Reputation: 23
I'm trying to see if there is a better and more efficient way of doing this:
Sample Data:
df = pd.DataFrame ({'ID' : ['A','A','A','A','B','B','B','B'],
'Month' : [-4,-3,1,2,-3,-2,1,2],
'Cost' : [20,30,10,15,1,2,5,10] })
Then, I groupbyID:
df = df.groupby(ID)
Then, I aggregate the cost with a condition of <0 and >0 in a for loop and save the output to a new dataFrame:
output = pd.DataFrame([])
for group, data in df:
totalPre = 0
totalPost = 0
for row_index, row in data.iterrows():
if row ['Month'] < 0:
totalPre = totalPre + row ['Cost']
elif row['Month'] > 0:
totalPost = totalPost + row ['Cost']
output = output.append(pd.DataFrame({'ID': group, 'Total pre': totalPre,'Total post': totalPost }, index=[0]), ignore_index=True)
And here is the output:
index ID. Total pre Total post
0 A 50 25
1 B 3 15
Thanks.
Upvotes: 2
Views: 217
Reputation: 547
For loops are rarely the only and the best solution in pandas. I would probably create a new column for the pre/post condition and then group by ID
and the new column. Group by creates a DataFrame for every unique combination of values in the columns that you specify and then aggregates the values using a function.
import pandas as pd
import numpy as np
# sample DataFrame
df = pd.DataFrame ({'ID' : ['A','A','A','A','B','B','B','B'],
'Month' : [-4,-3,1,2,-3,-2,1,2],
'Cost' : [20,30,10,15,1,2,5,10] })
# Create a new column `Timepoint` to group by
df['Timepoint'] = (df['Month'] <= 0).replace({True: 'pre', False: 'post'})

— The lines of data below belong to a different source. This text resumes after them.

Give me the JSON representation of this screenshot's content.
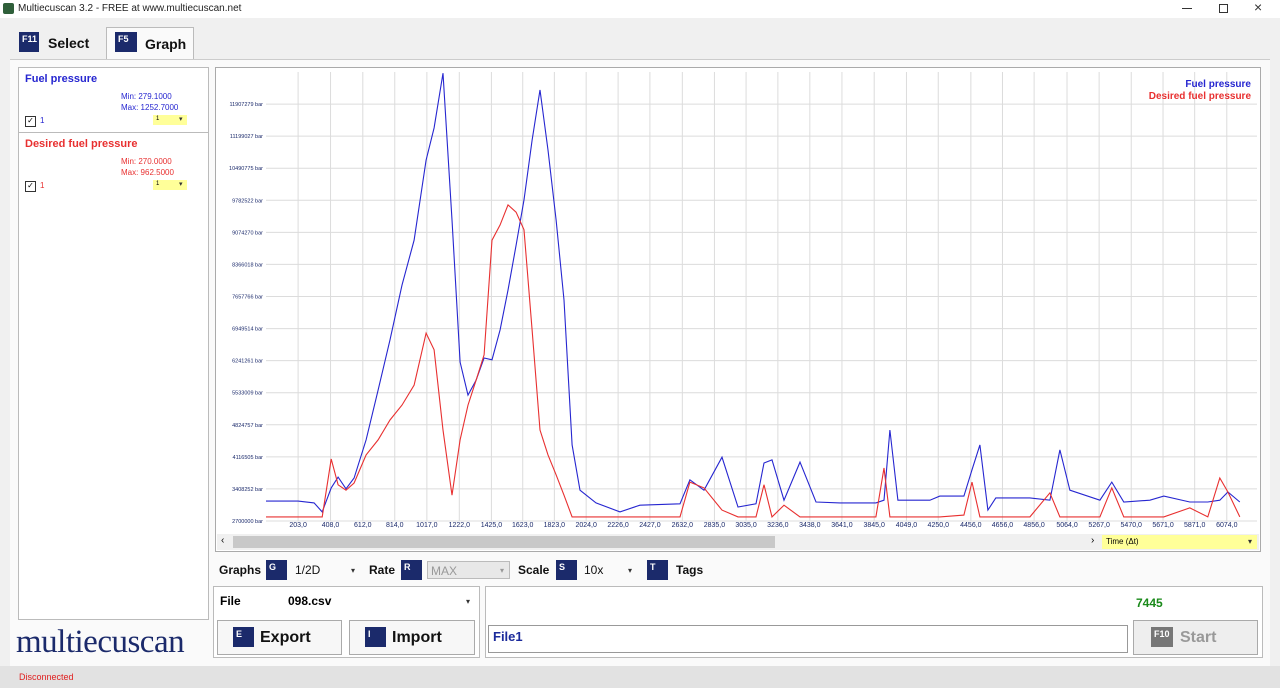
{
  "window_title": "Multiecuscan 3.2 - FREE at www.multiecuscan.net",
  "tabs": [
    {
      "key": "F11",
      "label": "Select"
    },
    {
      "key": "F5",
      "label": "Graph"
    }
  ],
  "parameters": [
    {
      "name": "Fuel pressure",
      "min": "Min: 279.1000",
      "max": "Max: 1252.7000",
      "check_label": "1",
      "select": "1"
    },
    {
      "name": "Desired fuel pressure",
      "min": "Min: 270.0000",
      "max": "Max: 962.5000",
      "check_label": "1",
      "select": "1"
    }
  ],
  "chart_data": {
    "type": "line",
    "x": [
      0,
      102,
      203,
      304,
      355,
      412,
      456,
      506,
      557,
      633,
      709,
      784,
      860,
      936,
      1012,
      1063,
      1119,
      1176,
      1227,
      1277,
      1328,
      1379,
      1429,
      1480,
      1530,
      1581,
      1631,
      1682,
      1732,
      1783,
      1834,
      1884,
      1935,
      1985,
      2086,
      2238,
      2364,
      2617,
      2680,
      2769,
      2883,
      2984,
      3098,
      3148,
      3199,
      3275,
      3376,
      3477,
      3628,
      3856,
      3907,
      3944,
      3995,
      4197,
      4260,
      4412,
      4463,
      4513,
      4564,
      4614,
      4829,
      4956,
      5019,
      5082,
      5272,
      5347,
      5423,
      5588,
      5676,
      5840,
      5954,
      6030,
      6081,
      6156
    ],
    "series": [
      {
        "name": "Fuel pressure",
        "color": "#2626d0",
        "values": [
          3140000,
          3140000,
          3140000,
          3100000,
          2900000,
          3430000,
          3670000,
          3410000,
          3650000,
          4490000,
          5590000,
          6700000,
          7910000,
          8900000,
          10670000,
          11380000,
          12590000,
          9350000,
          6210000,
          5480000,
          5810000,
          6300000,
          6260000,
          6920000,
          7800000,
          8790000,
          9790000,
          11110000,
          12220000,
          10890000,
          9350000,
          7580000,
          4380000,
          3380000,
          3100000,
          2900000,
          3050000,
          3080000,
          3610000,
          3380000,
          4110000,
          3010000,
          3080000,
          3980000,
          4050000,
          3160000,
          4000000,
          3120000,
          3100000,
          3100000,
          3160000,
          4710000,
          3160000,
          3160000,
          3250000,
          3250000,
          3830000,
          4380000,
          2940000,
          3210000,
          3210000,
          3160000,
          4270000,
          3380000,
          3160000,
          3560000,
          3120000,
          3160000,
          3250000,
          3120000,
          3120000,
          3160000,
          3340000,
          3120000
        ]
      },
      {
        "name": "Desired fuel pressure",
        "color": "#e83030",
        "values": [
          2790000,
          2790000,
          2790000,
          2790000,
          2790000,
          4070000,
          3500000,
          3380000,
          3540000,
          4160000,
          4490000,
          4930000,
          5260000,
          5700000,
          6850000,
          6480000,
          4710000,
          3270000,
          4490000,
          5260000,
          5810000,
          6370000,
          8900000,
          9240000,
          9680000,
          9520000,
          9130000,
          6920000,
          4710000,
          4160000,
          3720000,
          3270000,
          2790000,
          2790000,
          2790000,
          2790000,
          2790000,
          2790000,
          3560000,
          3430000,
          2940000,
          2790000,
          2790000,
          3500000,
          2790000,
          3050000,
          2790000,
          2790000,
          2790000,
          2790000,
          3870000,
          2790000,
          2790000,
          2790000,
          2790000,
          2830000,
          3560000,
          2790000,
          2790000,
          2790000,
          2790000,
          3320000,
          2790000,
          2790000,
          2790000,
          3430000,
          2790000,
          2790000,
          2790000,
          2990000,
          2790000,
          3650000,
          3340000,
          2790000
        ]
      }
    ],
    "xlim": [
      0,
      6265
    ],
    "xticks": [
      {
        "value": 203,
        "label": "203,0"
      },
      {
        "value": 408,
        "label": "408,0"
      },
      {
        "value": 612,
        "label": "612,0"
      },
      {
        "value": 814,
        "label": "814,0"
      },
      {
        "value": 1017,
        "label": "1017,0"
      },
      {
        "value": 1222,
        "label": "1222,0"
      },
      {
        "value": 1425,
        "label": "1425,0"
      },
      {
        "value": 1623,
        "label": "1623,0"
      },
      {
        "value": 1823,
        "label": "1823,0"
      },
      {
        "value": 2024,
        "label": "2024,0"
      },
      {
        "value": 2226,
        "label": "2226,0"
      },
      {
        "value": 2427,
        "label": "2427,0"
      },
      {
        "value": 2632,
        "label": "2632,0"
      },
      {
        "value": 2835,
        "label": "2835,0"
      },
      {
        "value": 3035,
        "label": "3035,0"
      },
      {
        "value": 3236,
        "label": "3236,0"
      },
      {
        "value": 3438,
        "label": "3438,0"
      },
      {
        "value": 3641,
        "label": "3641,0"
      },
      {
        "value": 3845,
        "label": "3845,0"
      },
      {
        "value": 4049,
        "label": "4049,0"
      },
      {
        "value": 4250,
        "label": "4250,0"
      },
      {
        "value": 4456,
        "label": "4456,0"
      },
      {
        "value": 4656,
        "label": "4656,0"
      },
      {
        "value": 4856,
        "label": "4856,0"
      },
      {
        "value": 5064,
        "label": "5064,0"
      },
      {
        "value": 5267,
        "label": "5267,0"
      },
      {
        "value": 5470,
        "label": "5470,0"
      },
      {
        "value": 5671,
        "label": "5671,0"
      },
      {
        "value": 5871,
        "label": "5871,0"
      },
      {
        "value": 6074,
        "label": "6074,0"
      }
    ],
    "ylim": [
      2700000,
      12615531
    ],
    "yticks": [
      {
        "value": 2700000,
        "label": "2700000 bar"
      },
      {
        "value": 3408252,
        "label": "3408252 bar"
      },
      {
        "value": 4116505,
        "label": "4116505 bar"
      },
      {
        "value": 4824757,
        "label": "4824757 bar"
      },
      {
        "value": 5533009,
        "label": "5533009 bar"
      },
      {
        "value": 6241261,
        "label": "6241261 bar"
      },
      {
        "value": 6949514,
        "label": "6949514 bar"
      },
      {
        "value": 7657766,
        "label": "7657766 bar"
      },
      {
        "value": 8366018,
        "label": "8366018 bar"
      },
      {
        "value": 9074270,
        "label": "9074270 bar"
      },
      {
        "value": 9782522,
        "label": "9782522 bar"
      },
      {
        "value": 10490775,
        "label": "10490775 bar"
      },
      {
        "value": 11199027,
        "label": "11199027 bar"
      },
      {
        "value": 11907279,
        "label": "11907279 bar"
      }
    ],
    "grid": true,
    "legend": "top-right"
  },
  "time_axis_label": "Time (Δt)",
  "controls": {
    "graphs": {
      "label": "Graphs",
      "key": "G",
      "value": "1/2D"
    },
    "rate": {
      "label": "Rate",
      "key": "R",
      "value": "MAX"
    },
    "scale": {
      "label": "Scale",
      "key": "S",
      "value": "10x"
    },
    "tags": {
      "label": "Tags",
      "key": "T"
    }
  },
  "file": {
    "label": "File",
    "value": "098.csv"
  },
  "buttons": {
    "export": {
      "key": "E",
      "label": "Export"
    },
    "import": {
      "key": "I",
      "label": "Import"
    },
    "start": {
      "key": "F10",
      "label": "Start"
    }
  },
  "counter": "7445",
  "file_name": "File1",
  "logo": "multiecuscan",
  "status": "Disconnected"
}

# Create a group for each unique combination of `ID` and `Timepoint` and aggregate the `Cost` using the function `sum`.
output = df.groupby(['ID', 'Timepoint'])['Cost'].sum()
My output:
Timepoint post pre
ID
A 25 50
B 15 3
Upvotes: 0
Reputation: 13437
You can do it in several ways.
One way is filtering before groupby
df1 = df[df["Month"]<0].groupby("ID")["Cost"].sum()\
.reset_index(name="Total_pre")
df2 = df[df["Month"]>0].groupby("ID")["Cost"].sum()\
.reset_index(name="Total_post")
out = pd.merge(df1, df2, on="ID", how="outer")
Another is grouping by ID
and condition and then using pd.pivot_table
out = df.groupby(["ID", df["Month"]<0])["Cost"].sum()\
.reset_index()
out = pd.pivot_table(out,
index="ID",
columns="Month",
values="Cost")\
.reset_index()\
.rename(columns={"False":"Total_post",
"True":"Total_pre"})
out.columns.name = None
EDIT
In the last case if you need to exclude the case Month is 0 you can add this filter df["Month"]!=0
before groupby
Upvotes: 0
Reputation: 18367
I believe this is a good and simple alternative!
df_1 = pd.DataFrame([])
df_1 = df_1.assign(totalPre=df[df['Month'] < 0].groupby('ID')['Cost'].sum(),
totalPost= df[df['Month'] > 0].groupby('ID')['Cost'].sum())
print(df_1)
Output:
totalPre totalPost
ID
A 50 25
B 3 15
Upvotes: 2
Reputation: 42896
Using mask
with GroupBy.sum
:
grp = df.mask(df['Month']>0).groupby('ID', as_index=False)['Cost'].sum().rename(columns={'Cost':'Total pre'})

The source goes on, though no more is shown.